A similar hesitation to engage with the question is evident south of the border: several charities asked by Third Sector about their plans say independence is not yet on their radar. The British Heart Foundation, for example, says the issue is "many years away" and "not a priority".

But some, such as the Brain Tumour Charity, are already alive to the issue. "We have to present a case to Scottish supporters, and one way of doing that is to create a web page for the Scottish side of our operations," a spokesman for the charity says.

Kidney Research UK is also considering changes, and says the prospect of independence is a challenge for all charities that operate across all of the UK. "As well as fundraising in Scotland and operating several retail outlets there, we fund a significant amount of research at Scottish centres of excellence," says Peter Storey, director of marketing at the charity. "In the event of an independent Scotland, the challenge for us will be to communicate the importance of this work directly to Scottish supporters. We would need to consider a change to our brand and there would be additional costs associated with this."

Dropping 'UK'

Girlguiding, known as Girlguiding UK until two weeks ago, recently rebranded with the issue of political changes and their possible effects on fundraising in mind. It carried out a fundraising study and found that many of its regional offices were struggling with funding applications because of having 'UK' in the title, and asked for it to be dropped.

"These changes make us fit for purpose and future-proofed to any potential changes in the political and financial landscape of the UK, including Scottish independence," says Donna Holland, head of marketing at Girlguiding.

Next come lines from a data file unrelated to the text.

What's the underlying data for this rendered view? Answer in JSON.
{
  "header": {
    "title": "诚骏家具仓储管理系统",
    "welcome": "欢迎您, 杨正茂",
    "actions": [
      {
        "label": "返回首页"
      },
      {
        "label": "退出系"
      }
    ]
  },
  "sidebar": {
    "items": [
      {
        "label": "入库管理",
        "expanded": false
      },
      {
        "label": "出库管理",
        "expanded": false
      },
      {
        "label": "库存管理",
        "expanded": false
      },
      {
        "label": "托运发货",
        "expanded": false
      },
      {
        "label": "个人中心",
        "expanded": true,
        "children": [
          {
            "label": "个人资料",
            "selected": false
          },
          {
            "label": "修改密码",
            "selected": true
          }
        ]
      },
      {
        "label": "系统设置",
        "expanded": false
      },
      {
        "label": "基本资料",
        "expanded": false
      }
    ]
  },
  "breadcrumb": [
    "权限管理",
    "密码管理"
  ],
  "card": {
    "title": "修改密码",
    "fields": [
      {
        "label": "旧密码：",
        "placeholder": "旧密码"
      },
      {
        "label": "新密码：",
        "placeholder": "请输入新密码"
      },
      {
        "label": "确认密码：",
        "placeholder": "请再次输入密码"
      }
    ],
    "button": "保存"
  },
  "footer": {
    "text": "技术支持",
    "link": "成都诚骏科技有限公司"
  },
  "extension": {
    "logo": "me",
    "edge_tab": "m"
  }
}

The Scottish Council for Voluntary Organisations says the issue for Scottish charities might be not whether donations suffer, but whether they have to spend more money to do the same thing as before.

"Will UK-wide cross-border charities split their operations, thereby diluting the resources put into marketing their fundraising efforts?" asks Ruchir Shah, policy manager for the SCVO.

The Institute of Fundraising Scotland is also conducting research among Scottish charities, due to be published at the end of March, which might shed more light on the sector's readiness to cope with the possible effects of independence.

"Very few members have begun any formal work on assessing the possible impacts on fundraising, and there is a widespread desire for more information on what independence would look like,"

says Gregor McNie, Scotland manager of the IoF. "What is certain is the uncertainty."

Another key problem to be addressed in the event of independence for Scotland is that of branding in an environment where the UK no longer exists, at least as currently understood, and the word 'British' might be perceived by some people as excluding Scotland.

Branding experts have differing views about what the key problems might be for UK-wide charities. "If we lose the St Andrew's cross from the Union flag, that could have implications for any third sector organisations that use the flag in their identities," says Neil Smith, co-founder of the consultancy Howdy!

Another consultant, Max Du Bois, thinks there are bigger issues facing charities: "But they will see it as a pain to be endured if they have to bear the cost of dropping 'UK' from their titles."


The Royal National Lifeboat Institution has a long history of working in Ireland as well as the UK and has transcended any problems associated with having the word 'Royal' in its title. It says it will continue to offer a joined-up search-and-rescue service if Scotland becomes independent.

An RNLI lifeboat off Dublin"The charity has been in Ireland since 1824," says Niamh Stephenson, public relations officer, Ireland, for the RNLI. " When independence came, the coastguard left, but the Irish government asked the RNLI to stay on.

"The volunteers are trained in saving lives, whichever coast they are working from - so when our donors give to us, they know the money will be used to save lives at sea.

"Many people who give to us do so for personal reasons. We have stations all over Ireland and we've always viewed the country as one division. We're apolitical, and people here are proud of their lifeboat crews - because they save lives."